Kroatien

Die glorreichen Zwölf

Von Andreas Lesti
© Andreas Lesti, F.A.S.

Wir waren zu zwölft. Einige von uns waren richtig finstere Typen, mit fiesen schwarzen Augen und starren Blicken. Mehr als die Hälfte trug Bärte, und fast alle waren wir bis unter die Zähne bewaffnet: Armbrüste und Bögen, Pfeile und Dolche, Schwerter und Morgensterne, Äxte und jede Menge Schilde zur Verteidigung. Genau eine verwegene Frau wagte es, uns zu begleiten. Sie hatte diesen siebten Sinn einer großen Kriegerin. Einer der Männer hatte in einem früheren Kampf ein Auge verloren, ein anderer bestand nur noch aus Haut und Knochen, ein Dritter hatte eine Umhängetasche mit den Reiseunterlagen dabei, und der kleinste in diesem dreckigen Dutzend hatte ein aufgenähtes Seepferdchenabzeichen auf seiner Badehose. So machten wir uns auf den Weg an die berüchtigte kroatische Küste, in die Kvarner-Bucht, zum Ritterfest „Rabska Fjera“ auf der Insel Rab.

Das war der Anfang dieses Abenteuers. Doch um uns dafür zu qualifizieren, mussten wir lange Ausscheidungskämpfe bestehen, denn nicht jeder durfte mit auf diese gefährliche Reise. Am Anfang waren wir über 50, und in unerbittlichen Kämpfen reduzierten wir uns Runde für Runde, bis irgendwann über 40 reglos am Boden lagen, weil sie von den glorreichen Zwölf besiegt wurden. Ach ja: Ein Riesentroll und ein Minidrache waren auch noch mit von der Partie. Das machte es nicht unbedingt einfacher, sprach aber zugleich für ein paar spektakuläre Tage auf dieser kroatischen Insel.

Vier Ritter im Kampf.
© Andreas Lesti, F.A.S.

Vielleicht ist es an der Zeit zu erwähnen, dass es sich bei zehn von diesen zwölf Gestalten um Playmobilfiguren handelte. Also 7,5 Zentimeter große Plastikmenschen, die in diesem Fall mit Hilfe eines Fünfjährigen im Kinderzimmer zu Mittelalterkriegern ausgebildet wurden. Acht Ritter, ein Skelett und ein Burgfräulein. Diese zehn, so war unser Plan, sollten in einer Art Handgepäck-Reiseritterburg nach Kroatien fliegen, um sich dort mit unserer Hilfe auf einem Mittelalterfest gegen ihre Vorbilder zu behaupten.

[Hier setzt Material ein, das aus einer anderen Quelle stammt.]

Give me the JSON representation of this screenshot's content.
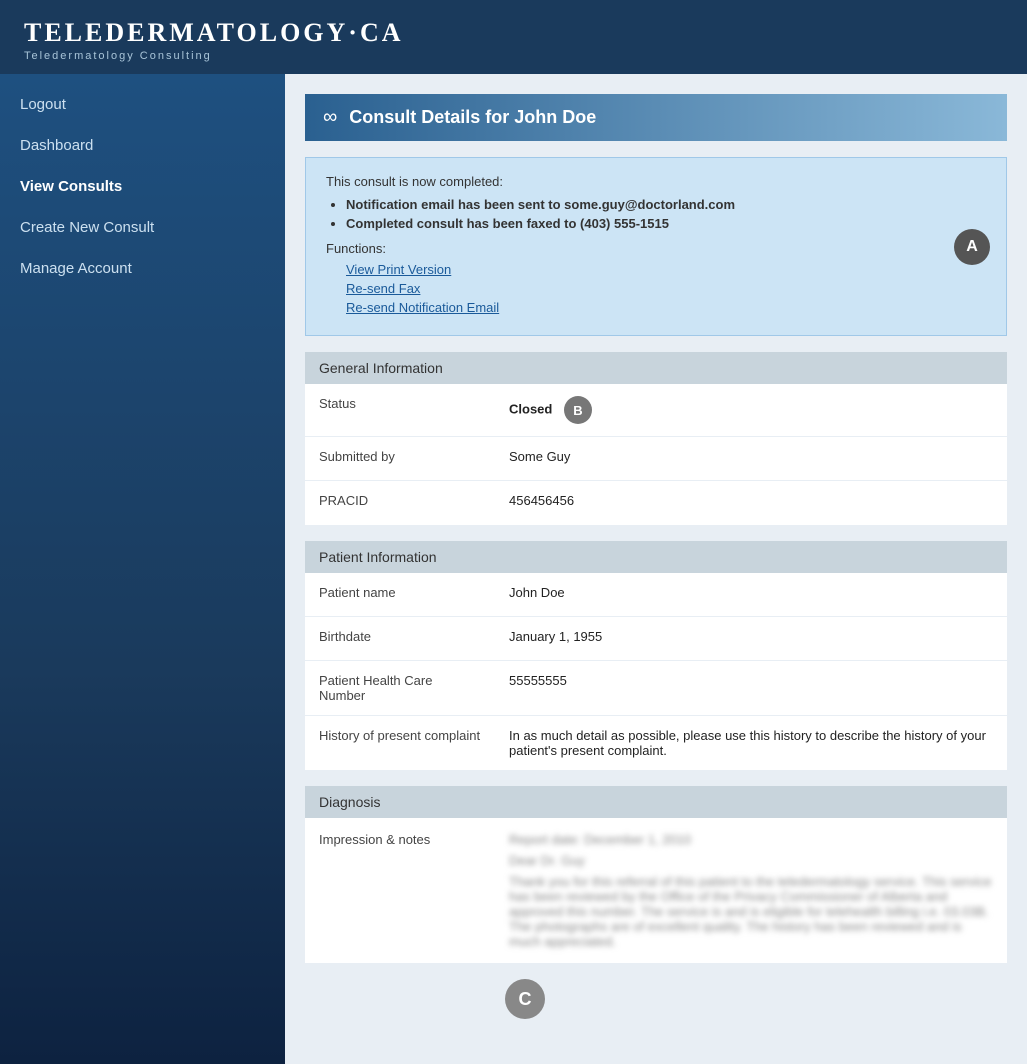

Ritter ohne Furcht und Tadel

Als wir am späten Nachmittag auf der Insel in unserem Ritterhotel ankommen, keift an der Rezeption gerade die Concierge ins Telefon. Sie heißt Branka, und das klingt schon wie ein Peitschenhieb. Zudem sieht Branka aus wie die KGB-Killerin Rosa Klebb aus dem James-Bond-Film „Liebesgrüße aus Moskau“ – nur dass sie vermutlich keine giftige Klinge im Schuh hat. Wir verstehen ihren Auftritt als erste klare Andeutung dafür, dass die Insel Rab in diesen Tagen nicht nur vom Mittelalter, sondern immer auch vom Ostblock-Charme der 1980er bestimmt wird. Branka hält einen Telefonhörer aus dem Kalten Krieg in der Hand und blickt dabei streng auf den Monochrommonitor vor ihr. Dort sieht man den Parkplatz vor der Tür, und irgendetwas da draußen scheint Branka gar nicht zu behagen. Sie kreischt beängstigend laut in den Hörer, und wir befürchten, dass sie gleich die Atomraketen abfeuert. Das geht etwa fünf Minuten lang so. Dann legt sie auf, grinst uns zuckersüß an, checkt uns ein und gibt uns den Zimmerschlüssel.

Willkommen auf der Insel Rab! Mein kleiner ritterlicher Begleiter hatte mich schon vor Minuten mit wachsamen Blicken angesehen und spürte, dass das hier dauern würde. Also setzte er sich auf den Teppich in der Lobby und tat das einzig Richtige: Er führte mit den Rittern das Abschlusstraining durch. Denn an diesem Abend geht es los.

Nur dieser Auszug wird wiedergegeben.